Tuesday, February 19, 2013

Bilby: Part Two

The Teleoperable Ovoid Machine known to itself as Bilby was, to put it idiomatically, in somewhat of a pickle. To put it literally, Bilby--a very smart and very lonely little pearl boulder of a robot--was currently trapped within the dreaded Stapledon Box, and it (he?) had only seconds--milliseconds, really--to cogitate on a viable method of escape before an untimely, unpleasant, and wholly unwarranted neural death. You see, Bilby, on its quest for a friend in the empty wastes of the distant future, had been trapped by a Super Human Intelligence, and currently that ShI was employing a pair of electronegativity cutters to slice through Bilby's thick armor, straight toward its pea-sized but fantastically impressive brain, which looped around itself in ways that were both impossible and very effective at generating raw cognitive power.
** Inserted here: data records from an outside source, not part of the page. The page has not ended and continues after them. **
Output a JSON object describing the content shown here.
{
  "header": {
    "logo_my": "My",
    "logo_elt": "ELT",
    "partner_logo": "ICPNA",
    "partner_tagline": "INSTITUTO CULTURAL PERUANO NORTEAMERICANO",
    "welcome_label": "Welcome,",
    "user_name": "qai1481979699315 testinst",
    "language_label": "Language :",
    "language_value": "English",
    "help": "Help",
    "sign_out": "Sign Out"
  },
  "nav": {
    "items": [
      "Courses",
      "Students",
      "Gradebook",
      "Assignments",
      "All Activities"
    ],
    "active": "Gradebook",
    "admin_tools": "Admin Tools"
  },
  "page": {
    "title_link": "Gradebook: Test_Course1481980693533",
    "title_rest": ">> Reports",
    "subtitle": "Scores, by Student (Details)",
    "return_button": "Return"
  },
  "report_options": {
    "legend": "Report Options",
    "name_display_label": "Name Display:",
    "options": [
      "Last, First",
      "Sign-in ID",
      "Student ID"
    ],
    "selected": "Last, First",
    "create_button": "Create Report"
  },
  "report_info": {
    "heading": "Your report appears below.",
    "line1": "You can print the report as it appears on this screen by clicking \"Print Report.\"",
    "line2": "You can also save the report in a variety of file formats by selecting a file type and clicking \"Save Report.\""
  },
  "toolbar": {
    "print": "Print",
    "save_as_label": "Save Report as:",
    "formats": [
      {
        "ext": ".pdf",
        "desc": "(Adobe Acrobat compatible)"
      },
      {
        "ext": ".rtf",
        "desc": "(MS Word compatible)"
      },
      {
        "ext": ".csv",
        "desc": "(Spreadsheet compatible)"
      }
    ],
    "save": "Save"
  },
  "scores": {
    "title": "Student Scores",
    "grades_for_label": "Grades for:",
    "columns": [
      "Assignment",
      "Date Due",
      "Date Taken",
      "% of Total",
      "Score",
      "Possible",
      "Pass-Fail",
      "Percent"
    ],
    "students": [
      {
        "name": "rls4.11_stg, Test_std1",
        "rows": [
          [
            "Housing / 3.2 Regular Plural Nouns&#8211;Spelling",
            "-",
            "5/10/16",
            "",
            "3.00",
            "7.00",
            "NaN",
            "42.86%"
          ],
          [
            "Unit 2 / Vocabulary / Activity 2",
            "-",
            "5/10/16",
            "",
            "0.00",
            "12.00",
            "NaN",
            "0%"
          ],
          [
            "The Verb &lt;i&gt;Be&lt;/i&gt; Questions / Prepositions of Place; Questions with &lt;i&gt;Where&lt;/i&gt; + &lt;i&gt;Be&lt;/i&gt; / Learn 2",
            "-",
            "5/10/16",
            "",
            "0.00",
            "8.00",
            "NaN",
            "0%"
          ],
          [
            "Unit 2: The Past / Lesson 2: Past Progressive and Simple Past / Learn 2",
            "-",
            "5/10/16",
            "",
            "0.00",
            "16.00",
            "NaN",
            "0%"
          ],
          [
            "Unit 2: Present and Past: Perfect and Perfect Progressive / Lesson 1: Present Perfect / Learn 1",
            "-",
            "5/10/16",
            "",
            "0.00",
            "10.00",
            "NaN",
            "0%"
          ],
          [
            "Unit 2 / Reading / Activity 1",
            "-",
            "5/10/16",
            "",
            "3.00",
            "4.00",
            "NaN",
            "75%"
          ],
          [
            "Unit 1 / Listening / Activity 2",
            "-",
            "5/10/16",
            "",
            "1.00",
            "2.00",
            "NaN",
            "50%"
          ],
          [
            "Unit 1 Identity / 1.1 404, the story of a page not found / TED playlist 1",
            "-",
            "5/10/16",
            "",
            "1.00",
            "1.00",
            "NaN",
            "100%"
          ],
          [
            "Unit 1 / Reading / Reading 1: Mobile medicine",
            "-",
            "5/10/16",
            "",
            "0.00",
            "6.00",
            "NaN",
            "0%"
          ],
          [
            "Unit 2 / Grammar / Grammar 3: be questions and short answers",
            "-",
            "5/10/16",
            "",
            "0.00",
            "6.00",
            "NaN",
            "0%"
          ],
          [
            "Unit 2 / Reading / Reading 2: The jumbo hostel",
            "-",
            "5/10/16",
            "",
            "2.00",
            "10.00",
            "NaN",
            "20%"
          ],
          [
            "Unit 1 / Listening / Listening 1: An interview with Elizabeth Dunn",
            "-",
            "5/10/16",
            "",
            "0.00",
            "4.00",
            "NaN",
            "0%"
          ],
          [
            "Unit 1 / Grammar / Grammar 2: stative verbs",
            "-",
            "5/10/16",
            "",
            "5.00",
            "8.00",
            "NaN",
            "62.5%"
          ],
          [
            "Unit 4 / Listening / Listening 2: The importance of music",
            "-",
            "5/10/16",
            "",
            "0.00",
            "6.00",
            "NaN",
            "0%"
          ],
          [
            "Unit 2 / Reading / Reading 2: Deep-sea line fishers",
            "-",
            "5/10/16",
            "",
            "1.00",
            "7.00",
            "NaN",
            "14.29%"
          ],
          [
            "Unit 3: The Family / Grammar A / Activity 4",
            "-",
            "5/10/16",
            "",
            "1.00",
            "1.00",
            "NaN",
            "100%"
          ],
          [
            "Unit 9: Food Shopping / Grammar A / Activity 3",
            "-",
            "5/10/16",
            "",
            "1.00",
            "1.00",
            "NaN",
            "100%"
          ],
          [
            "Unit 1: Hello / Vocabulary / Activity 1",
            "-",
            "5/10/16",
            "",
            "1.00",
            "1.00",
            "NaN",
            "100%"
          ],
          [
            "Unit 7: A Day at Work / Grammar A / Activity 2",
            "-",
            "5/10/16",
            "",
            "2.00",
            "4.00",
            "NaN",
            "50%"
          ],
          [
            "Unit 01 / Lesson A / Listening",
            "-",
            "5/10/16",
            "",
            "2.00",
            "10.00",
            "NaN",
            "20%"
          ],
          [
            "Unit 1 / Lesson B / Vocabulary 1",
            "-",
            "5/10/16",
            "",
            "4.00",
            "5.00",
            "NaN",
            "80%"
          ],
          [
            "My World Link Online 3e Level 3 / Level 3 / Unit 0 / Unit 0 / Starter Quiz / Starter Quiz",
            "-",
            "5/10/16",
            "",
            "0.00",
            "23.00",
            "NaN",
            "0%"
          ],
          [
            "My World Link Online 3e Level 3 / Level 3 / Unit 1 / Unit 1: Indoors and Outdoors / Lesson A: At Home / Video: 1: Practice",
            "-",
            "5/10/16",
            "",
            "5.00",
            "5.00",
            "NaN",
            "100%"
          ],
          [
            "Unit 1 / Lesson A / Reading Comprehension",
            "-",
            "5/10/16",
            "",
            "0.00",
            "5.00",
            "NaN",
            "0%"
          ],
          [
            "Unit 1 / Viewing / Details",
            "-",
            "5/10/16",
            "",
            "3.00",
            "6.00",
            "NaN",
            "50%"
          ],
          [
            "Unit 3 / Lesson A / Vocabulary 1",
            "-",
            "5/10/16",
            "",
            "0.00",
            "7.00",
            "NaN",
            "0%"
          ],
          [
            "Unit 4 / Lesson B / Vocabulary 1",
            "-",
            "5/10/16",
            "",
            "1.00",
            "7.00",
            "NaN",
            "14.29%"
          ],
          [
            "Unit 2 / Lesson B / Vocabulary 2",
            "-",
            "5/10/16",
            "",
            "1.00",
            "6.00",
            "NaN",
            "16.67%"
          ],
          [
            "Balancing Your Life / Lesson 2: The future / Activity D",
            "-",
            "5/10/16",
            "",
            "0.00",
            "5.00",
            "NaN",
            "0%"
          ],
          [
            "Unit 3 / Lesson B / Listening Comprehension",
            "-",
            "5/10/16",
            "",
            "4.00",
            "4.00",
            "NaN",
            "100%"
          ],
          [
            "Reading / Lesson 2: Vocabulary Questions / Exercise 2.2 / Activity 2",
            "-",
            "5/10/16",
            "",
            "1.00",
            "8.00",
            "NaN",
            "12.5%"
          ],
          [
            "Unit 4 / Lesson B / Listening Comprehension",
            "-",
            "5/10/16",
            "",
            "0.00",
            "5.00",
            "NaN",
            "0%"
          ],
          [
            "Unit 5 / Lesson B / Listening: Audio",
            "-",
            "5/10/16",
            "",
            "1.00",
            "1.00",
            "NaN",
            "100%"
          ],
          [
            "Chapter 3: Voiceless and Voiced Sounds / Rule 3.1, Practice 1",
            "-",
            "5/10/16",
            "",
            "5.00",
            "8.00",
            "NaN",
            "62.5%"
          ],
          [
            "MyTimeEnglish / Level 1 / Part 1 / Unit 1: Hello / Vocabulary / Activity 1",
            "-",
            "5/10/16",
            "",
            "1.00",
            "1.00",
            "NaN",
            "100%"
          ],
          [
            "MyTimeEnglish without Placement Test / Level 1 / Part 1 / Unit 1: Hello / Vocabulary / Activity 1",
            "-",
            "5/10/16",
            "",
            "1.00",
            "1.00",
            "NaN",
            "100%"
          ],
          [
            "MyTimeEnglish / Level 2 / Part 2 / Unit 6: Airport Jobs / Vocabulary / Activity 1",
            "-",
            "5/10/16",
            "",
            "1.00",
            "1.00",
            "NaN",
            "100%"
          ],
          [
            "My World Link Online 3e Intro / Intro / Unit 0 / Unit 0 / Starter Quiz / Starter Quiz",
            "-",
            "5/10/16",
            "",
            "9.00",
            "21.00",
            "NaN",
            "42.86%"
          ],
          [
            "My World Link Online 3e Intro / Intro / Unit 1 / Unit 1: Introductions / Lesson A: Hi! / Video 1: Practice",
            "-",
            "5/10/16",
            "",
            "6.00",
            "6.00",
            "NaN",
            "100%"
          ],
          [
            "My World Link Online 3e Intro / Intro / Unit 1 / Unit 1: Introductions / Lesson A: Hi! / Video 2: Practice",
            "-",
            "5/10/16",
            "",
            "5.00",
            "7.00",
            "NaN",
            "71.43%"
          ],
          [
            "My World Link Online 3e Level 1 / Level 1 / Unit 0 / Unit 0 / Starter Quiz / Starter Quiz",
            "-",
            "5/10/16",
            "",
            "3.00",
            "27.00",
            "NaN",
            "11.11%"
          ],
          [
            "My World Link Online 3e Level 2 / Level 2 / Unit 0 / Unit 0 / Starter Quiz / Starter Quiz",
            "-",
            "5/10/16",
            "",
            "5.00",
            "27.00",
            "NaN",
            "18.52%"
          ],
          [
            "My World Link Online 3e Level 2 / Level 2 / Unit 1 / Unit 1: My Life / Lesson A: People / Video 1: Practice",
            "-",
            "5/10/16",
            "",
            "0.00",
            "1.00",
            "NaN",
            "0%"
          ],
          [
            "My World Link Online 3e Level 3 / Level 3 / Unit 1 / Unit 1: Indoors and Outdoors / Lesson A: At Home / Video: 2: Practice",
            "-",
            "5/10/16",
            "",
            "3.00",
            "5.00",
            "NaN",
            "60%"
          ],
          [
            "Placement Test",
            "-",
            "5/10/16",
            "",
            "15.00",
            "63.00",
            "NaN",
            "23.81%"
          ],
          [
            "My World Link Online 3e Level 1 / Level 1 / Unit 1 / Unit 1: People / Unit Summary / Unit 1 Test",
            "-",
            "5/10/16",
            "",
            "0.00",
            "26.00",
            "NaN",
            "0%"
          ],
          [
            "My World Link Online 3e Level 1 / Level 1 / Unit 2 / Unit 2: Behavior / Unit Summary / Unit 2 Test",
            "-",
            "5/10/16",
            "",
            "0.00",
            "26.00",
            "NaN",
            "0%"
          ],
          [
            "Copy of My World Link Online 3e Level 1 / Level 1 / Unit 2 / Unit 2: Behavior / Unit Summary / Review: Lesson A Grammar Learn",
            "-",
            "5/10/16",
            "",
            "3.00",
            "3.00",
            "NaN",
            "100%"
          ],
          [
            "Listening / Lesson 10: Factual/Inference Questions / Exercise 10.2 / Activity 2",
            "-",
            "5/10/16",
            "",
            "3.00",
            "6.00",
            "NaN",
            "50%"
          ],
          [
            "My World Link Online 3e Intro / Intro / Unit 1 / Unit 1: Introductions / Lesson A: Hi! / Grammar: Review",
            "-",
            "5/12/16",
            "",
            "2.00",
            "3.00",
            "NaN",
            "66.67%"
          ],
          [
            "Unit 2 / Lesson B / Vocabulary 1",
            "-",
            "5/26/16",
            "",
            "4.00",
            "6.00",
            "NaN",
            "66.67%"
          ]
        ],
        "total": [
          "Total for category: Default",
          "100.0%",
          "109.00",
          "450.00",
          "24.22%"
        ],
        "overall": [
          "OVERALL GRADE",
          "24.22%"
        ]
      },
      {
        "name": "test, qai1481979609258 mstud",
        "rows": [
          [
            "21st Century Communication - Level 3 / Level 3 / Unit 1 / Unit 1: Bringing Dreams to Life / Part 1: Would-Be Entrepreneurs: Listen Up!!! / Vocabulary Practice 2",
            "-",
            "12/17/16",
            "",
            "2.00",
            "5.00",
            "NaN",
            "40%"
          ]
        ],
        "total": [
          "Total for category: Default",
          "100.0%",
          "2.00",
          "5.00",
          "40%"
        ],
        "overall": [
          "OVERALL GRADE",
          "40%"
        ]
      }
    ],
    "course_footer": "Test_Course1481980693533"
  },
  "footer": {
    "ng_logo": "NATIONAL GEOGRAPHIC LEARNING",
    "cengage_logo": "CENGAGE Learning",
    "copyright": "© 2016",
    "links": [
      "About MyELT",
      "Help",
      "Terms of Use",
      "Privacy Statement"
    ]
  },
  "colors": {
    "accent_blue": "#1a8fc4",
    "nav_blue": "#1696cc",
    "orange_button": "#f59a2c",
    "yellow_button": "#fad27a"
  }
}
So. A terrifying enemy, a dangerous predicament, a cliffhanger, revisited and recapped. How could Bilby possibly escape? It was a question that was nagging at him with a particular importance. (To underscore this, note that Bilby had devoted nearly 13.39% of its brain to this problem, which may not sound like much, considering the potential for a fatal encounter, but Bilby had never in its existence devoted so much processing power to a single problem, not even when it tried to understand the appeal of toy trains to middle-aged men--now that had been a thorny issue, and not one that even now it considered satisfactorily apprehended, solved, or in any fundamental way understood.)

Then one of Bilby's photon receptors caught a flicker of movement in the far side of the vast underground chamber in which he was trapped. Had help arrived? Bilby zoomed in and recognized the form as life, and intelligent life, but the creature had stopped in an inky shadow, hunched over, with its big, human-like hands on a pair of hairy knees. It was an Uplifted Neo-Ape, with a glass covering over its expanded brain and spiky cooling fins extending from its back. The fins and covering were to prevent the animal's brain from literally melting. The animal watched Bilby struggle within the Stapledon box, picking at one ear with a casual yet determined demeanor. Bilby wondered what the creature expected to locate in its own ear.

The ShI had been broadcasting its own thoughts and questions this entire time, on every frequency and medium that a robot could send or receive on. Bilby had listened for the first second and then given up, quickly determining that the rampant ShI had nothing of interest or note worth hearing or remembering. Just a lot of nonsense about dark matter, dark energy, the Great God Ulthoth, the Return of the Old Humans, the Jupiter HiveStorm Republic, and on and on. It really was quite in love with the sound/wave/flash of its own cognitive output. Bilby wished it would shut up.

Bilby realized he had about half a nanosecond remaining before the electronegativity cutters penetrated the nano-forged metals and nu-plastics protecting its brain. How long might Bilby surive at that point? A solid question, if not one it had much in answering, for who would it tell and how? No. This was really enough of this. Bilby instigated his self-destruct sequence.

Immediately, the cutters cut off and retreated, and the Super Human Intelligence, like a fog of particulate matter, retreated to the far side of the cavern. It oozed into a grate and disappeared. It was gone. The chamber, with its vast spires of crystalline and semi-organic (and now ossified) computers, was both still and silent.

The Neo-Ape removed its forefinger from deep within the cavern of its right ear. It inspected the resulting waxy material, sniffed.

Bilby formed a vocalizing apparatus, decided on a voice (male, human, gravely) and said, "Hey, you there. With your finger out of your ear, perhaps you could help me out of this box?"